Raised in Ghana and educated at Cambridge in England, Appiah began his academic career as a philosopher specializing in semantics and logic. His work in African-American Studies began when he was visiting Yale as a graduate student in the late 70s and he has since published widely in African and African-American literary and cultural studies. He is the author of the award-winning book, In My Father's House, which deals with the role of African and African-American intellectuals in shaping contemporary African cultural life. He also co-authored Color Conscious, which discusses political morality and race.

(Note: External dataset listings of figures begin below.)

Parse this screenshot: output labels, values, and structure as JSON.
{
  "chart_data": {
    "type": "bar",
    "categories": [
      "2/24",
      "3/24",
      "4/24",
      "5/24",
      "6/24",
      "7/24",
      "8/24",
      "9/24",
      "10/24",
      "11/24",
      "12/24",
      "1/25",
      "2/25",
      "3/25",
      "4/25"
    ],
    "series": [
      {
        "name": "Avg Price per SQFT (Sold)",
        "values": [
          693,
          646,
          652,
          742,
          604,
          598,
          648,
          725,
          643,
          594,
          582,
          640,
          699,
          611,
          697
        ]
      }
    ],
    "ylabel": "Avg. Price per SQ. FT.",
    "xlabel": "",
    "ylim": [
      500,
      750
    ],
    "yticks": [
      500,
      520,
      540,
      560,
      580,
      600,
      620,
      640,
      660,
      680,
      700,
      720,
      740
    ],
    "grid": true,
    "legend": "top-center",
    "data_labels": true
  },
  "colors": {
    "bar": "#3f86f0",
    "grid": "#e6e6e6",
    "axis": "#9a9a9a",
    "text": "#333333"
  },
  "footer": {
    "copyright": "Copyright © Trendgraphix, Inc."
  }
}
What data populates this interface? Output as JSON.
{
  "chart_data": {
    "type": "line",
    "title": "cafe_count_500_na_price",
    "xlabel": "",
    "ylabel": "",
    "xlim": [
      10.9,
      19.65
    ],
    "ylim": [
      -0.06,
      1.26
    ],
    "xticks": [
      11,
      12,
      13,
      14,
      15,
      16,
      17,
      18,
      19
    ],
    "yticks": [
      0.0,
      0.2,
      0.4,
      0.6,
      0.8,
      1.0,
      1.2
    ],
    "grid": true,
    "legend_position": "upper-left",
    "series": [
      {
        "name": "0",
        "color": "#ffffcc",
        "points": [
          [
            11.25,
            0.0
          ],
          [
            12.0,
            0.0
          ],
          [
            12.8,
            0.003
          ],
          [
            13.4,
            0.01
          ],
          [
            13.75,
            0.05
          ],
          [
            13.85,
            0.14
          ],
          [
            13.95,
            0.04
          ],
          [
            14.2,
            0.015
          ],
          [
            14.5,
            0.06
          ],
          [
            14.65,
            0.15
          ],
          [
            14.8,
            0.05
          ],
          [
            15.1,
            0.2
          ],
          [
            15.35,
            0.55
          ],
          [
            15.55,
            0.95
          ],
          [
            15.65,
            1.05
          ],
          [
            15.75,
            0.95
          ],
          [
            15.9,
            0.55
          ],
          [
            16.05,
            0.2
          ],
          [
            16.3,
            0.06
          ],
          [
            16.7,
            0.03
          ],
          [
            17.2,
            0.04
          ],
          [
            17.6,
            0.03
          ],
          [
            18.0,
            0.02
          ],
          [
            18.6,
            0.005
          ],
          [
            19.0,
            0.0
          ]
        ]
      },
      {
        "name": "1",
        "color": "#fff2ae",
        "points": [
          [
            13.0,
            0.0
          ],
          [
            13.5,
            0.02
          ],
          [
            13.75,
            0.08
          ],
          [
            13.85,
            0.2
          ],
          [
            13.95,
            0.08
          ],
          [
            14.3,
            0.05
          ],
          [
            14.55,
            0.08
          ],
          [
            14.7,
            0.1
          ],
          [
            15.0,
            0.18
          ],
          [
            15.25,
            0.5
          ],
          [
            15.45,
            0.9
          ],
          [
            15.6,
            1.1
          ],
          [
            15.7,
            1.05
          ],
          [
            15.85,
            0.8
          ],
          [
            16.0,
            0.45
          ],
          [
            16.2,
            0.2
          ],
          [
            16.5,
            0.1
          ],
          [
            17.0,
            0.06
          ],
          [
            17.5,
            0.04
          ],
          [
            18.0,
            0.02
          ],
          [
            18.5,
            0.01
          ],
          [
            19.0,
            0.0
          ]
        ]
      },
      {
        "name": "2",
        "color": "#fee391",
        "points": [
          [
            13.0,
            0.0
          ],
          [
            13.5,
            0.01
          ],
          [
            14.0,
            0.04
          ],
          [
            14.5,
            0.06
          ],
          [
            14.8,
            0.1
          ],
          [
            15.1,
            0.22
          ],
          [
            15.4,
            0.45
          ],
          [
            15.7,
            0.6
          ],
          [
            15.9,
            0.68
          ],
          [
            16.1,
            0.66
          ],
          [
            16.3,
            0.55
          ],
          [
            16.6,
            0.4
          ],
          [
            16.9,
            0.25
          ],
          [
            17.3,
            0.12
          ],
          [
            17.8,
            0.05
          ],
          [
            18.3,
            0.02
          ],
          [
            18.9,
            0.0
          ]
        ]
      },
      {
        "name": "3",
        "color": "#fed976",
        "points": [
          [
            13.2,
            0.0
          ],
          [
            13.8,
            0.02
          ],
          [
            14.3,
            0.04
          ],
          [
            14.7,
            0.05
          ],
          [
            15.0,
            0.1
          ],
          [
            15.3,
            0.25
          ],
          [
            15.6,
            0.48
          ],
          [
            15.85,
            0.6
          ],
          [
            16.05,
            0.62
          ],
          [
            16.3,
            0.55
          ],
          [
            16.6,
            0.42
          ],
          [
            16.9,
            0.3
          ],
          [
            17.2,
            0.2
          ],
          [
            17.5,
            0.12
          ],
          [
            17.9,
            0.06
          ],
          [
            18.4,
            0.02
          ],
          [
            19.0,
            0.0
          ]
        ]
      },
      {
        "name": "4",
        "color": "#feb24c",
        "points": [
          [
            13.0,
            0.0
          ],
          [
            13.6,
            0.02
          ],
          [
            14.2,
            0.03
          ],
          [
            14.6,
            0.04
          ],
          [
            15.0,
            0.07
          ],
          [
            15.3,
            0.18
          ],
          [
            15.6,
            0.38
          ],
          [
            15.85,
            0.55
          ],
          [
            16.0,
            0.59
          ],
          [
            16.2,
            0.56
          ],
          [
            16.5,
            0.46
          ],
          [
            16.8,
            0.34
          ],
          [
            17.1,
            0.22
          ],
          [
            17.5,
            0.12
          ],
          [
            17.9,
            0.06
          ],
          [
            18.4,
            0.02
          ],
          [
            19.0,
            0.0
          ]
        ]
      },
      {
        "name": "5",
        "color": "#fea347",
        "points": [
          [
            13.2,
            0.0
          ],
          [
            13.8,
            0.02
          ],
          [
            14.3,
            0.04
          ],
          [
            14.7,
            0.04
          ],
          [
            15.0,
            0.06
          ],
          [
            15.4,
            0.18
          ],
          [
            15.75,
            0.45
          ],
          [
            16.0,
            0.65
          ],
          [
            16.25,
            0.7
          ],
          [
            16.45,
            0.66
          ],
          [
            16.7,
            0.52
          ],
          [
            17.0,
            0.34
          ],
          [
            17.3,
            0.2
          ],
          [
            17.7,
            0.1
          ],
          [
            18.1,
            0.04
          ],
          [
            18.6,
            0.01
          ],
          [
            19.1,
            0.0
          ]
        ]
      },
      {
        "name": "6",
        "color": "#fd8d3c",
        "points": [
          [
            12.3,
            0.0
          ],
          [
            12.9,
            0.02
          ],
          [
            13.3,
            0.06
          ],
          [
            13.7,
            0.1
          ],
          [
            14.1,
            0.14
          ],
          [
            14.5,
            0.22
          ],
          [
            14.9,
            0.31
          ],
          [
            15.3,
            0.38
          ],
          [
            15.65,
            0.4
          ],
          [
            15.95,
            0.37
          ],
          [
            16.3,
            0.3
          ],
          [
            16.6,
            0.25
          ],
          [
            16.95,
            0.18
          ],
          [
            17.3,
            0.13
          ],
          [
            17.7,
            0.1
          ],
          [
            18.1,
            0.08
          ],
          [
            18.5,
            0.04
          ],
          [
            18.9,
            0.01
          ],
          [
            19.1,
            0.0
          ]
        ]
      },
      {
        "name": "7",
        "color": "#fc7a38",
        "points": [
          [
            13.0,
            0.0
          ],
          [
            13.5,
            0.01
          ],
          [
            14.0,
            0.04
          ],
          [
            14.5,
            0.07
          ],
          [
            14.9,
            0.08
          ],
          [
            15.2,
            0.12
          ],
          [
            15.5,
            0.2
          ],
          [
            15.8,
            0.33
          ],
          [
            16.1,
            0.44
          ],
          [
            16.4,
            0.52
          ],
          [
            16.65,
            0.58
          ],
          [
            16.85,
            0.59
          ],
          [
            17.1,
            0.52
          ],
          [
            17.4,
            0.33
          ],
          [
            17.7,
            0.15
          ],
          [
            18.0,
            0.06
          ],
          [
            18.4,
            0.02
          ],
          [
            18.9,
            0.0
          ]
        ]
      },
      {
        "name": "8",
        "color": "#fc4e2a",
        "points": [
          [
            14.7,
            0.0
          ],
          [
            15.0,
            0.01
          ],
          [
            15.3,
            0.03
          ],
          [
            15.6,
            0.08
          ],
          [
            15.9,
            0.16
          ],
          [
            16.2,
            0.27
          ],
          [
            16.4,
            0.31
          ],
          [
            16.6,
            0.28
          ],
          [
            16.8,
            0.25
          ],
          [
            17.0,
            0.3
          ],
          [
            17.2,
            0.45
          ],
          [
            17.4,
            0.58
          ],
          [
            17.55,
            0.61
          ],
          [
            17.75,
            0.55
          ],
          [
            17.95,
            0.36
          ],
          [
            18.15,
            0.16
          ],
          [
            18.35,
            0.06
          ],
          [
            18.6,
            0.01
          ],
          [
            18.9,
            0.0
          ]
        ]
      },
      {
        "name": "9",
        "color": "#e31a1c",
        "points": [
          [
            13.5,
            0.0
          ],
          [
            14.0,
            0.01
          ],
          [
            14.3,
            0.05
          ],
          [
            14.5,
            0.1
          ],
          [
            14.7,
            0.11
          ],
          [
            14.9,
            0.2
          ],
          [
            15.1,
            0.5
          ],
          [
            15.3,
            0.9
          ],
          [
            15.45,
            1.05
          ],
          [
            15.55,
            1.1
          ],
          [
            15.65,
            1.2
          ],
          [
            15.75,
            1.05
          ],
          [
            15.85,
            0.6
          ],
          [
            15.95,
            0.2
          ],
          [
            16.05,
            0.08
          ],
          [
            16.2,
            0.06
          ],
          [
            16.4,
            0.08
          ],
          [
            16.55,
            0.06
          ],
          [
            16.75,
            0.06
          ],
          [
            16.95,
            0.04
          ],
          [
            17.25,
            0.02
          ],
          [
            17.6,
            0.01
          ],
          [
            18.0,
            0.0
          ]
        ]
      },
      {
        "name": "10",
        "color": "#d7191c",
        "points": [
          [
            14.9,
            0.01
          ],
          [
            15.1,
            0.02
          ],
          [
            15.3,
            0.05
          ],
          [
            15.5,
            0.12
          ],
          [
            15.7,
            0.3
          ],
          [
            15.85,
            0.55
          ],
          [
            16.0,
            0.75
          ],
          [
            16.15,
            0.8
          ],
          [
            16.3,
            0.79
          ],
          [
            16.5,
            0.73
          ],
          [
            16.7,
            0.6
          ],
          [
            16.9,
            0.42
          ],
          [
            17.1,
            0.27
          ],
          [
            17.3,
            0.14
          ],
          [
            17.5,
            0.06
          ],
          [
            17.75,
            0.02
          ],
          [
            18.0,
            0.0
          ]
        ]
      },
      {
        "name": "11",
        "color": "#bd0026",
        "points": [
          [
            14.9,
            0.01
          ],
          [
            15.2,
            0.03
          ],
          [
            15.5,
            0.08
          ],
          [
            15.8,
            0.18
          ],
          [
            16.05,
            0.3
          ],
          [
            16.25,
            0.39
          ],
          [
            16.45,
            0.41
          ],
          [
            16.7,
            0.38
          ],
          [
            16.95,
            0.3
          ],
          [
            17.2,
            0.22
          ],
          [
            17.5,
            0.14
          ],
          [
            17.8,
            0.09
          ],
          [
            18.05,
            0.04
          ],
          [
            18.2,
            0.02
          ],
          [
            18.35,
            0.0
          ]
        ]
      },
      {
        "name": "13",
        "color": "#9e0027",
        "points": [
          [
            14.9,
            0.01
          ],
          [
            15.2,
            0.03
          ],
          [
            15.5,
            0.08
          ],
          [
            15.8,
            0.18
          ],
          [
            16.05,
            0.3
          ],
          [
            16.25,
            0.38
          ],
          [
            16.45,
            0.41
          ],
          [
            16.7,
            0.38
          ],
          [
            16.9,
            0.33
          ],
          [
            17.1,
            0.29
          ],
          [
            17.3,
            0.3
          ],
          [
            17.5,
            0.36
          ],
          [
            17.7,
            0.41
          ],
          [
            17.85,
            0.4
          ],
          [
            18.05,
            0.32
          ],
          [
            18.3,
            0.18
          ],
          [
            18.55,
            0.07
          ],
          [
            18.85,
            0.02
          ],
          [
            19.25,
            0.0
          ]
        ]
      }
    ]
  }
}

He has published three novels, Avenging Angel, Nobody Likes Letitia, and Another Death in Venice, and writes regularly for the New York Review of Books. His most recent major publication is a CD-ROM encyclopedia of Africa and her diaspora entitled Encarta Africana and its companion print encyclopedia.
Arthur Danto
Art critic, The Nation; Emeritus Johnsonian Professor of Philosophy, Columbia University
The Body in Philosophy, Art and Life
May 2, 2002 @ 7:30 pm
Chazen Museum of Art, Room L160
This event is one of the Humanities Without Boundaries events.
Danto, art critic for The Nation and Emeritus Johnsonian Professor of Philosophy at Columbia University, will talk about the differences between the way the human body is represented in philosophy and in art. Danto has been influential in the discussion of the classic problem of how one decides whether or not something is a work of art, and made waves 25 years ago by declaring that art came to an end in the sixties.
Danto is the author of numerous books, including Nietzsche as Philosopher, Mysticism and Morality, The Transfiguration of the Commonplace, Narration and Knowledge, Connections to the World: The Basic Concepts of Philosophy, and Encounters and Reflections: Art in the Historical Present, a collection of art criticism which won the National Book Critics Circle Prize for Criticism, 1990. His recent books are Embodied Meanings: Critical Essays and Aesthetic Meditations; Madonna of the Future: Critical Essays in a Pluralistic Art World; After the End of Art; Beyond the Brillo Box: The Visual Arts in Post-Historical Perspective; and The Body/Body Problem: Selected Essays.